The whole family shows up. The daughter with the curls, the son in the sweatpants, the wife with the thin hair and tired eyes, and his sister because she’s in town. They’re all there. The room smells like coffee and the air is thick and warm with a kind of love only those in the room can know and feel.
He was on the phone with his brother a few hours ago. His brother said he wishes he could be there but something about work and the commute and he’s sorry. He tells the brother it’s okay and that he appreciates the phone call. “I’ll talk to you soon.”
It’s death that always brings people together. It’s not always the funeral kind of death, though. It could be the death of a place brought on by a hurricane, tornado, or maybe more simply just the death of what used to be. The death of one chapter. And maybe that isn’t such a bad thing. In a lot of cases, or rather, in the case of all these people in the room, the death of that chapter is why they are all still alive. And so they come here everyday because they know how easy it is for history to repeat itself and how so many people redo all the chapters in their lives they never let die.
It starts with a reading of the rules, the steps, and the prayers. The leader talks about her day and whatever small epiphany she had after spilling coffee in the car on the way to see her father in the hospital. People nod their heads and laugh an appreciative laugh and by the time the speaker is introduced everyone is suffocating in the air of warm, coffee love.
His wife squeezes his hand and kisses his cheek. The kids sway back and forth in their seats, their feet dangling. The sister has tears in her eyes because she was there that night sitting up with their mom waiting for him to come home when the phone rang and it was the cops. They said, “lucky to be alive.” And she said, “I’m so tired of this.”
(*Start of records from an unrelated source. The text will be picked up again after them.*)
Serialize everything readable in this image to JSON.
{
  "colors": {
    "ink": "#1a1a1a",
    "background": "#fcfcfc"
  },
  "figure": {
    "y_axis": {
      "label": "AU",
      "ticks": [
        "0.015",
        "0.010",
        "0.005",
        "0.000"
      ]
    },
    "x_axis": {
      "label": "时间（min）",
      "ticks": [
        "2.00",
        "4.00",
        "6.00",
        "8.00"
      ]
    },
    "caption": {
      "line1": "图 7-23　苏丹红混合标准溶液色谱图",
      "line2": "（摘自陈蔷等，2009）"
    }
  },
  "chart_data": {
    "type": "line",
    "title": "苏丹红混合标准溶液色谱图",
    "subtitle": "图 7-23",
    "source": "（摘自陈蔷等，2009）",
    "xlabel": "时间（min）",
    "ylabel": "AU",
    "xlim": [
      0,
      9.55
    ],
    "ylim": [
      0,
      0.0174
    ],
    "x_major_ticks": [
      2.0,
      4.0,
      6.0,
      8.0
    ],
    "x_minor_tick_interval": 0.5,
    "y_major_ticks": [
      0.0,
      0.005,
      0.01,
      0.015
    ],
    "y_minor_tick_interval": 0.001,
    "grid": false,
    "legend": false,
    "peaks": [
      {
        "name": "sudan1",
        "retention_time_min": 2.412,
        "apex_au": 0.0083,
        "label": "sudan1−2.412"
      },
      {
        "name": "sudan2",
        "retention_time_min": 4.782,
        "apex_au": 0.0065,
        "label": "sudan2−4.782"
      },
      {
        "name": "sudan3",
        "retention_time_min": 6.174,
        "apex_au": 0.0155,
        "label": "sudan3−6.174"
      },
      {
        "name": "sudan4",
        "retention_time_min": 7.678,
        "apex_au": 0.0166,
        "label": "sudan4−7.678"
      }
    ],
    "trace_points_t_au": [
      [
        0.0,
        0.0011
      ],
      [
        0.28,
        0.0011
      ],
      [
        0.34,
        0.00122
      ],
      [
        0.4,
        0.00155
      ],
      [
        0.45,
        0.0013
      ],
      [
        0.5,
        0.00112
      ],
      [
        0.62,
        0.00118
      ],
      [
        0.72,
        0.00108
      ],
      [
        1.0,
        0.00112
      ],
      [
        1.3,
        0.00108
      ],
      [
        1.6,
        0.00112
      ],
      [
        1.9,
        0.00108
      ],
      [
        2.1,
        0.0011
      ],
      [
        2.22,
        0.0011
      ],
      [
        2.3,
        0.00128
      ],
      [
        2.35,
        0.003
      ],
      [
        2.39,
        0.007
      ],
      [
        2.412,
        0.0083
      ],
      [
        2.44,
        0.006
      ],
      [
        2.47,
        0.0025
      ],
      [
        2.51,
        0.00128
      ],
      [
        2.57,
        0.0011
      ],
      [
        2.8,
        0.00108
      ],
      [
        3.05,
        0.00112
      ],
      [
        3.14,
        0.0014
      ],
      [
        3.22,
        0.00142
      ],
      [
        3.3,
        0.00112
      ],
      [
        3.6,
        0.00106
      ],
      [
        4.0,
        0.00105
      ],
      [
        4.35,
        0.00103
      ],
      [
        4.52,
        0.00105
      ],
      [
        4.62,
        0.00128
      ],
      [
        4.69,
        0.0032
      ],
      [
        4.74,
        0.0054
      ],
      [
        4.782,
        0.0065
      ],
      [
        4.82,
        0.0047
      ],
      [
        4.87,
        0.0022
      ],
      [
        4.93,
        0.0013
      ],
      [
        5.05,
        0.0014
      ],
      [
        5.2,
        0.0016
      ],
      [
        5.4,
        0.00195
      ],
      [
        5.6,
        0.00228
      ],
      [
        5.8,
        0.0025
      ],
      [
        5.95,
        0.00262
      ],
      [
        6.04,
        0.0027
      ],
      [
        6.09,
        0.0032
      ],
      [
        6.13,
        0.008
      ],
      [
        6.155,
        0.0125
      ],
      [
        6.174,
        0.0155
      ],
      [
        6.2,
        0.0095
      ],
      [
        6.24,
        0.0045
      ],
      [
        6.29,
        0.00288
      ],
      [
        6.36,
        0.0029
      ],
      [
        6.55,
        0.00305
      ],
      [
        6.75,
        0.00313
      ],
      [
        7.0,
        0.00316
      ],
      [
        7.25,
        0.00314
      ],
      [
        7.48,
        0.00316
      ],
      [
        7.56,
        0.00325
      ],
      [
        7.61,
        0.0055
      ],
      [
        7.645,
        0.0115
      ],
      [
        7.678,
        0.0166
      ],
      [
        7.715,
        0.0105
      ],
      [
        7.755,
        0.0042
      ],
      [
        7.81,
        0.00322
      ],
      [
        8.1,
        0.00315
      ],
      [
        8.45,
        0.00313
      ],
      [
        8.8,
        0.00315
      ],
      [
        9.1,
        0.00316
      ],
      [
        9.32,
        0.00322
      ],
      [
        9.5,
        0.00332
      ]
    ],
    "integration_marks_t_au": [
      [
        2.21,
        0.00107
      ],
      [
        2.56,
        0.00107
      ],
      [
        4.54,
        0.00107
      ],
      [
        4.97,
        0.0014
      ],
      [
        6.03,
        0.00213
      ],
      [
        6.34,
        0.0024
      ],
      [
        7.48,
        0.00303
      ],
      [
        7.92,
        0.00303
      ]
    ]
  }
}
And then it was detox and rehab and he stands up. Everyone claps for him. His cheeks are red because crowds make him nervous. He places himself behind the podium. The clapping echoes between his ears. He looks at his kids and then his wife. He looks at the sorry bunch of teenagers standing awkwardly in the back visiting from rehab. He looks at his sponsor. He touches his tie and thinks for a second about his job. He coughs a cough that reminds a person of rusting pipes and then he starts to talk.